Margarida Moura a déclaré que les efforts déployés par les médecins « n’ont malheureusement pas été reconnus et appréciés par les politiciens de la région », après avoir étendu l’observation à « la plupart des gestionnaires » des hôpitaux açoriens.

Le chef de l’Ordre a estimé qu’il y a un manque « de conditions physiques, technologiques et humaines pour que le service des médecins soit assuré en qualité et en sécurité », assurant qu' »il y a un mauvais environnement, depuis toujours, à l’HDES, et une et le mépris total de la hiérarchie normale de l’hôpital, à savoir les directeurs de service, systématiquement surclassés ».

Il a également dénoncé « des pressions et des représailles ».

Concernant l’annulation par le président du gouvernement des Açores, José Manuel Bolieiro, de la réunion qu’il avait prévue avec l’Ordre des médecins, il a déclaré qu’il affirmait que « les questions étaient des questions syndicales », rétorquant qu' »il y a beaucoup de questions à traiter qui concernent l’éthique et la déontologie, ainsi que la sécurité des patients, qui relève de l’Ordre ».

Maria Inês Leite, responsable de la chirurgie générale à l’HDES, qui était aux côtés de Margarida Moura lors de la conférence de presse, a déclaré qu ‘ »un hôpital qui a une urgence médico-chirurgicale de pointe, comme l’HDES, qui n’a aucune chance de transfert de patients vers un autre hôpital, sauf évacuation, il doit y avoir trois éléments de présence physique d’urgence de chirurgie générale ».

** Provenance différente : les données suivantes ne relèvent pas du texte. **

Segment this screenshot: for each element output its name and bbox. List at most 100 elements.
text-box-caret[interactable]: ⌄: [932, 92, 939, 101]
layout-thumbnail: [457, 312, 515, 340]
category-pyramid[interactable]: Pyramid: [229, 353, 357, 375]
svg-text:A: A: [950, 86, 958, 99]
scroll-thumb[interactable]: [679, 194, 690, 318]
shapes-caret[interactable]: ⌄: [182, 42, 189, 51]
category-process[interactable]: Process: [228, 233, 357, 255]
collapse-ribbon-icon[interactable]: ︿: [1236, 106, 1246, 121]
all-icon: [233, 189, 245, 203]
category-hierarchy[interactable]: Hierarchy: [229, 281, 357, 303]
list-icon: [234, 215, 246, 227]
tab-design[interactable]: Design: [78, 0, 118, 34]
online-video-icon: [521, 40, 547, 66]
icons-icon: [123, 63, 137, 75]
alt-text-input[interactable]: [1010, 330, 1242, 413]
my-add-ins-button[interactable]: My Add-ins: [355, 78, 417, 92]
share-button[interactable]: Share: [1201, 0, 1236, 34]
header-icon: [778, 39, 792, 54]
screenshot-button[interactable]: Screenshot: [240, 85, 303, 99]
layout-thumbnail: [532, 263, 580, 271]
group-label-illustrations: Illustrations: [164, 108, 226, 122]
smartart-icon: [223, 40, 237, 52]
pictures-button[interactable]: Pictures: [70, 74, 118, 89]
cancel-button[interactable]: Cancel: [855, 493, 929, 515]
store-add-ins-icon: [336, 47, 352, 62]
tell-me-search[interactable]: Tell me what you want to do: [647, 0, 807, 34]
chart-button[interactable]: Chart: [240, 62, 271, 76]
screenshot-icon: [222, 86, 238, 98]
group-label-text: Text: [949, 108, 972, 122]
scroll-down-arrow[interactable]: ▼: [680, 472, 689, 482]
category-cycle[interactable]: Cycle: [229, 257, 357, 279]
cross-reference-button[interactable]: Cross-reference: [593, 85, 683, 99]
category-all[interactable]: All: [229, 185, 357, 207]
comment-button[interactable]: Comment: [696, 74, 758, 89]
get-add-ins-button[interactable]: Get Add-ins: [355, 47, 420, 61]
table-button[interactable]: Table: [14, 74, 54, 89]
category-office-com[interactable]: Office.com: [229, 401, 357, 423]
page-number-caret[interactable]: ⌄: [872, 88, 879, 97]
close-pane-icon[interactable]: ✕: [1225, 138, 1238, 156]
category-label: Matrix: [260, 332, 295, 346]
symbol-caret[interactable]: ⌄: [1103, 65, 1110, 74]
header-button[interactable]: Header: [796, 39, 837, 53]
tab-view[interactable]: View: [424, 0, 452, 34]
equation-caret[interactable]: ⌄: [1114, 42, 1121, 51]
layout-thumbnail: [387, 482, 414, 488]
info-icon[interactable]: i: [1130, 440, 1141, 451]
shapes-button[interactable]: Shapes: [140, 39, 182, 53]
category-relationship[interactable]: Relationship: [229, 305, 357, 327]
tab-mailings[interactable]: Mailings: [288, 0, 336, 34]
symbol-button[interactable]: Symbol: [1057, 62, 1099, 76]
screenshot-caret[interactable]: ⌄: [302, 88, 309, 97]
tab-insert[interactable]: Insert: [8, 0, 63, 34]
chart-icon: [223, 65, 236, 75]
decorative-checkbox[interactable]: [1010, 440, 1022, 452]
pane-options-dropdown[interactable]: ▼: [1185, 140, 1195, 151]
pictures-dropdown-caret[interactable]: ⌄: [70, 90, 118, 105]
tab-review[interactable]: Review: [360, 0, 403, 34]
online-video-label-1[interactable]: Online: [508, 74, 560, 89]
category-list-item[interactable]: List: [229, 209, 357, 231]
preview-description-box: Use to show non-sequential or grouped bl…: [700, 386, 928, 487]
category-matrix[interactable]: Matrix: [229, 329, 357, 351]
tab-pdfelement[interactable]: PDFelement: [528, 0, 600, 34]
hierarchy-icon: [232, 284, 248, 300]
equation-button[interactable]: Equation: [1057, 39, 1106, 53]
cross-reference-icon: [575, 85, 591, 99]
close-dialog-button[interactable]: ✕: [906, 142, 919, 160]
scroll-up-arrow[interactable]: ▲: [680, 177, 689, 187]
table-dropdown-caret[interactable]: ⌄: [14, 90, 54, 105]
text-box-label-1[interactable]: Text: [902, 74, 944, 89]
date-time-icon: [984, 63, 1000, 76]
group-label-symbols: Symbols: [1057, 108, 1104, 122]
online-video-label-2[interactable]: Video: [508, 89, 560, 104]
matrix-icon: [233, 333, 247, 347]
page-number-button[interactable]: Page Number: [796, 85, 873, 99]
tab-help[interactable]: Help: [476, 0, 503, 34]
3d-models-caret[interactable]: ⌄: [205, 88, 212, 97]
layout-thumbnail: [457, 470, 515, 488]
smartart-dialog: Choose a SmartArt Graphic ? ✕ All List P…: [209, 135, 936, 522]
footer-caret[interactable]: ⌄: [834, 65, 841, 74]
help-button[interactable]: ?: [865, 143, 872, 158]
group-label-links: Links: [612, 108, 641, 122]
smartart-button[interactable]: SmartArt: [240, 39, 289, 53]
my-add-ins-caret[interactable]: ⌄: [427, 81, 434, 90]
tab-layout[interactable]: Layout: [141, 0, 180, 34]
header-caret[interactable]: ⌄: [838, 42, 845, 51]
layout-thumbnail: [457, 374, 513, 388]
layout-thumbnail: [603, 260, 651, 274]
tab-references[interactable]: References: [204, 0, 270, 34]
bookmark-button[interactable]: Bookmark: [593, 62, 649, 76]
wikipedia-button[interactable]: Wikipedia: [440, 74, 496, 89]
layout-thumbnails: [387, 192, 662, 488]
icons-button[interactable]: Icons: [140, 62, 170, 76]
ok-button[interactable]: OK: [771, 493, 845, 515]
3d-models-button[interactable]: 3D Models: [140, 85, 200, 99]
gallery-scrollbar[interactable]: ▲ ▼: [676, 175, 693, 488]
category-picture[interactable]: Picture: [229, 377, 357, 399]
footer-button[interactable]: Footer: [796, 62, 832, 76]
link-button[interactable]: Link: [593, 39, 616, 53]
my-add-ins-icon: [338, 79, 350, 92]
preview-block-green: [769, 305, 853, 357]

L’un d’eux « peut être remplacé par un stagiaire de cinquième ou sixième année dans la spécialité », a-t-il précisé.

Le médecin précise qu’« aujourd’hui, un chirurgien est tout seul sans même avoir un collègue de prévention vers qui il peut se tourner pour les situations d’urgence, à savoir pour opérer ».

Maria Inês Leite a rejeté que les escales soient garanties pour le mois de décembre à l’HDES, comme l’a dit le président du gouvernement des Açores, assurant que José Manuel Bolieiro « n’était pas au courant de cette situation ».

« J’ai présenté ma démission aujourd’hui, car je ne peux ni tolérer ni assumer la responsabilité de fournir des soins et des soins à la population », a-t-il déclaré, pour garantir que « dans une situation de calamité, les médecins ne tourneront pas le dos à leurs collègues, ne quittant pas le population non couverte ».

Des médecins des trois hôpitaux publics de la région (Ponta Delgada, Angra do Heroísmo et Horta) ont exprimé, dans une pétition envoyée à José Manuel Bolieiro, le vice-président du gouvernement régional, Artur Lima, et le secrétaire régional à la Santé et aux Sports, Clélio Meneses, son indisponibilité pour effectuer des heures supplémentaires au-delà de la limite légale de 150 heures, qui pourrait mettre en péril le service des urgences dès décembre.

Le président du gouvernement des Açores, à l’issue d’une réunion mercredi avec les syndicats, a déclaré que les urgences sont garanties la première semaine du mois dans les hôpitaux régionaux.